On a point of order, Mr Speaker. Can you do anything about the fact that the Home Office is not observing named days? On 17 October, the Home Secretary made a statement on the independent inquiry into child sexual abuse, in the course of which she said that she had passed on a request that Dame Lowell Goddard should appear before the Home Affairs Committee—as you know, Dame Lowell Goddard had resigned as the inquiry’s chair. I put down a named day written question to the Home Secretary asking if she would put the relevant correspondence with Dame Lowell Goddard in the Library. There was an interim reply saying that the Home Office was unable to answer the question on that particular day. A few days later I therefore put down another question, due for answer yesterday, asking when the Home Secretary would make a substantive reply to the first question. There has been no reply at all.

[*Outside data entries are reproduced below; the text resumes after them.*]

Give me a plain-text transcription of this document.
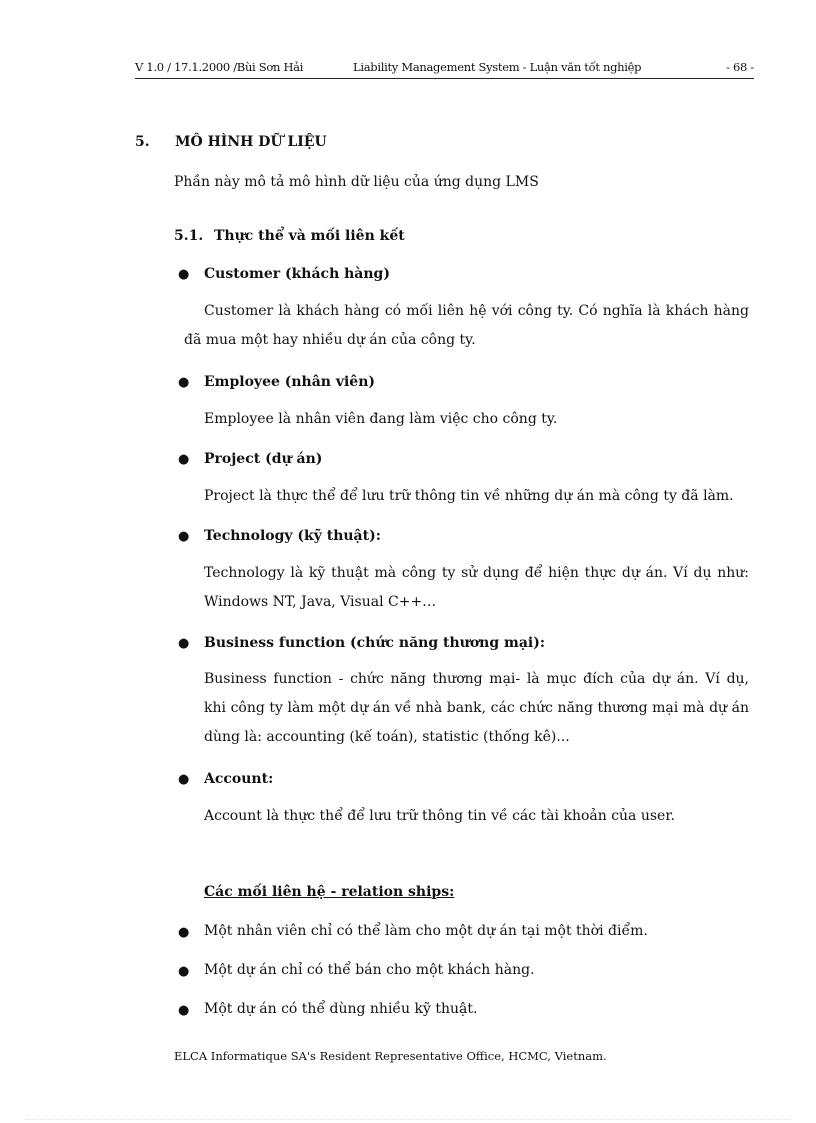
V 1.0 / 17.1.2000 /Bùi Sơn Hải	Liability Management System - Luận văn tốt nghiệp	- 68 -
5. MÔ HÌNH DỮ LIỆU
Phần này mô tả mô hình dữ liệu của ứng dụng LMS
5.1. Thực thể và mối liên kết
● Customer (khách hàng)

Customer là khách hàng có mối liên hệ với công ty. Có nghĩa là khách hàng

đã mua một hay nhiều dự án của công ty.

● Employee (nhân viên)
Employee là nhân viên đang làm việc cho công ty.
● Project (dự án)
Project là thực thể để lưu trữ thông tin về những dự án mà công ty đã làm.
● Technology (kỹ thuật):

Technology là kỹ thuật mà công ty sử dụng để hiện thực dự án. Ví dụ như:

Windows NT, Java, Visual C++…

● Business function (chức năng thương mại):

Business function - chức năng thương mại- là mục đích của dự án. Ví dụ,

khi công ty làm một dự án về nhà bank, các chức năng thương mại mà dự án

dùng là: accounting (kế toán), statistic (thống kê)...

● Account:
Account là thực thể để lưu trữ thông tin về các tài khoản của user.
Các mối liên hệ - relation ships:
● Một nhân viên chỉ có thể làm cho một dự án tại một thời điểm.
● Một dự án chỉ có thể bán cho một khách hàng.
● Một dự án có thể dùng nhiều kỹ thuật.
ELCA Informatique SA's Resident Representative Office, HCMC, Vietnam.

The Home Office, as I understand the position, seems to be in such a state of crisis about written questions that it is not able to answer them—unless it does not want to provide an answer in the first place. This seems quite simple to me: the Home Secretary could say that she had placed the correspondence in the Library or else say what she meant when she said what she had passed on the information. It is hardly a complex question, so why do I have to raise a point of order with you, Mr Speaker?
It is a very curious state of affairs to which the hon. Gentleman alludes. If he has a wider concern about overall response rates to questions it is of course open to him to write to the hon. Member for Broxbourne (Mr Walker), the Chair of the Procedure Committee, which keeps an eye on these matters. In relation to this particular question, the situation seems rather curious. However, experience tells me that when a Member raises his or her disquiet about a lengthy delay in securing a reply to a parliamentary question, that reply is, thereafter, ordinarily forthcoming very quickly. If the hon. Gentleman is in any doubt on that matter, he can always have a word with his right hon. Friend the Member for Manchester, Gorton (Sir Gerald Kaufman), who has found it expedient to complain from time to time and has then secured very quick replies. The Leader of the House will have the hon. Gentleman’s interests at heart and I think a solution will be found, possibly within hours.
Further to that point of order, Mr Speaker. I will persist if that does not happen.
If I may very politely say so, that observation was superfluous, in the sense that I do not think that any Member of the House would have expected anything less of the hon. Gentleman. He is nothing if not persistent and tenacious to a fault.